A suspended sentence means that the campaigners will not go to prison immediately. Judge Pelling said they must comply with the injunction order for two years to avoid serving the sentence.

  • Judge Pelling also ruled this morning on the campaigners’ challenge to the terms of the injunction. Separate piece on DrillOrDrop here.

Reporting from this case was made possible by donations from DrillOrDrop readers

10 replies »

  1. Any insight into the presiding judge?

    Seems a bit heavy handed to me. Human right to peacefully protest and the concept of protecting the greater good should have carried greater weight than the business needs of a failing climate destroying industry and the very slight chance of the driver of a slow moving HGV being hurt when a very visible peaceful protestor stepped in front of his vehicle! I’m sure he’d been briefed to expect such actions before delivering to the world infamous Cuadrilla PNR fracking site for Heaven’s sake!

    Anyway seems like the peaceful but destructive protests of Mother Nature have closed the industry down for the foreseeable future!

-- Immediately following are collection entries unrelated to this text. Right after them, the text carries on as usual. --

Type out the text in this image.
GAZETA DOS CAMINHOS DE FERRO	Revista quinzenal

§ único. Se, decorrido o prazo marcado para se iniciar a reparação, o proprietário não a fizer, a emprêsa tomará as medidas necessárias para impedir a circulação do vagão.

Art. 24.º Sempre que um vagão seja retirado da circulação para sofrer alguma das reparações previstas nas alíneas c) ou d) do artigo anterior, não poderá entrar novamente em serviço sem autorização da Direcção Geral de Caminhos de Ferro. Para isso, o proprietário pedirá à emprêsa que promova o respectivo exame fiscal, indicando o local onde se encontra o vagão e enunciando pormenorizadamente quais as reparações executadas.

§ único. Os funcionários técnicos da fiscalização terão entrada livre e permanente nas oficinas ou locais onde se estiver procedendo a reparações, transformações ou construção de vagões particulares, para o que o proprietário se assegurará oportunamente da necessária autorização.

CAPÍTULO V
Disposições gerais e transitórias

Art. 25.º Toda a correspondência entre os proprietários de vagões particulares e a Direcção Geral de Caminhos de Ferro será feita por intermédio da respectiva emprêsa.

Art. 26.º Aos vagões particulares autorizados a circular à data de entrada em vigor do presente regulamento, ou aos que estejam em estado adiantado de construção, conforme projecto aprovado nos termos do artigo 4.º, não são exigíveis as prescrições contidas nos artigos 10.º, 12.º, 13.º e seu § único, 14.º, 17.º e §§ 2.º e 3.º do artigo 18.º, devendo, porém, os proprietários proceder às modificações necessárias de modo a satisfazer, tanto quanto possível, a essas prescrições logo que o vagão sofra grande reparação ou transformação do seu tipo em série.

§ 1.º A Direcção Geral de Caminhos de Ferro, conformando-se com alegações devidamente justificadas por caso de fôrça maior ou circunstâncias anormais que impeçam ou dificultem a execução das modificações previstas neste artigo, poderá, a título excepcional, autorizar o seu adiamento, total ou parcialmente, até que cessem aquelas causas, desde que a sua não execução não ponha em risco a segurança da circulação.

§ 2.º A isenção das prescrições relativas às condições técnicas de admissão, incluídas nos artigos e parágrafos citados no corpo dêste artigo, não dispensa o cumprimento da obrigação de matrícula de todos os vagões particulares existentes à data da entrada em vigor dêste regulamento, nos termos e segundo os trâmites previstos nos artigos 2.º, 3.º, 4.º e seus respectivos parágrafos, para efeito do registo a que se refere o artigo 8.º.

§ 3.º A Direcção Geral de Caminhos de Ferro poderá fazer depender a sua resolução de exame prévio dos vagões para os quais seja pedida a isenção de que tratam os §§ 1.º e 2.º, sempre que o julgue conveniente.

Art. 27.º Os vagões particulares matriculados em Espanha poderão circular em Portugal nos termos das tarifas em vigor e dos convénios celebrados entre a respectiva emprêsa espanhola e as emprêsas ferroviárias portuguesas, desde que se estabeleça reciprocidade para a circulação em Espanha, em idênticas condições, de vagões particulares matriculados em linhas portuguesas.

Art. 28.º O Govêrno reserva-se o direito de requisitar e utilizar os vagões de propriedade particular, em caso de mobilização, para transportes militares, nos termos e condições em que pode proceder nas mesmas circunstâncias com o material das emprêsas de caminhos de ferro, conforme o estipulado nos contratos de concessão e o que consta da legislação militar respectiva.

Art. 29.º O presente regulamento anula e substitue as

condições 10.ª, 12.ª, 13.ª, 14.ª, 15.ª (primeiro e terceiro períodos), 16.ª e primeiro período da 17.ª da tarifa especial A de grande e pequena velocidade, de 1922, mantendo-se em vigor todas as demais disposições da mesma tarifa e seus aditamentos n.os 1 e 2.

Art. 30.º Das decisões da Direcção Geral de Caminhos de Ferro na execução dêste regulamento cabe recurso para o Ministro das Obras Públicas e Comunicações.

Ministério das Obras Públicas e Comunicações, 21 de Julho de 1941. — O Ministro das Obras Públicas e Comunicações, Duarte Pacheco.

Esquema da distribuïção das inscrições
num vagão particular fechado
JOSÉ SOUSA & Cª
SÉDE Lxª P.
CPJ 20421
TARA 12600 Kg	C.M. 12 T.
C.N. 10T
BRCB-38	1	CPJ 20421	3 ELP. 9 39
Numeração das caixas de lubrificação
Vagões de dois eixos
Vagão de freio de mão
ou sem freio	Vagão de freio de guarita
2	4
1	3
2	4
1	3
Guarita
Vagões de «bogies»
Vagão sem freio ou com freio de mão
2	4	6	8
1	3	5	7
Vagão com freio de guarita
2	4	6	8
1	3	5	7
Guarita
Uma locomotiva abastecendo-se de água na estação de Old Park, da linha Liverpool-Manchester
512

  2. I think that the calous regard for human rights and any sort of human empathy are clearly demonstrated here by the engrained elitist protectionism of the judiciary, the industry responsible for causing such distress to the local community, and of course the sycophantic lackeys who cling to the filthy coat-tails of those higher than them in a collapsing wealth-merit based society. I hope that your investment in tyranny isn’t rewarded by a three-fold echo of the fortunes of those you support.

  3. Cause widespread seismic events that damage property and frighten people and get away with it. Try to stop widespread seismic events that damage property and frighten people, and get taken to court. How wonderful is the UKs political and judicial system!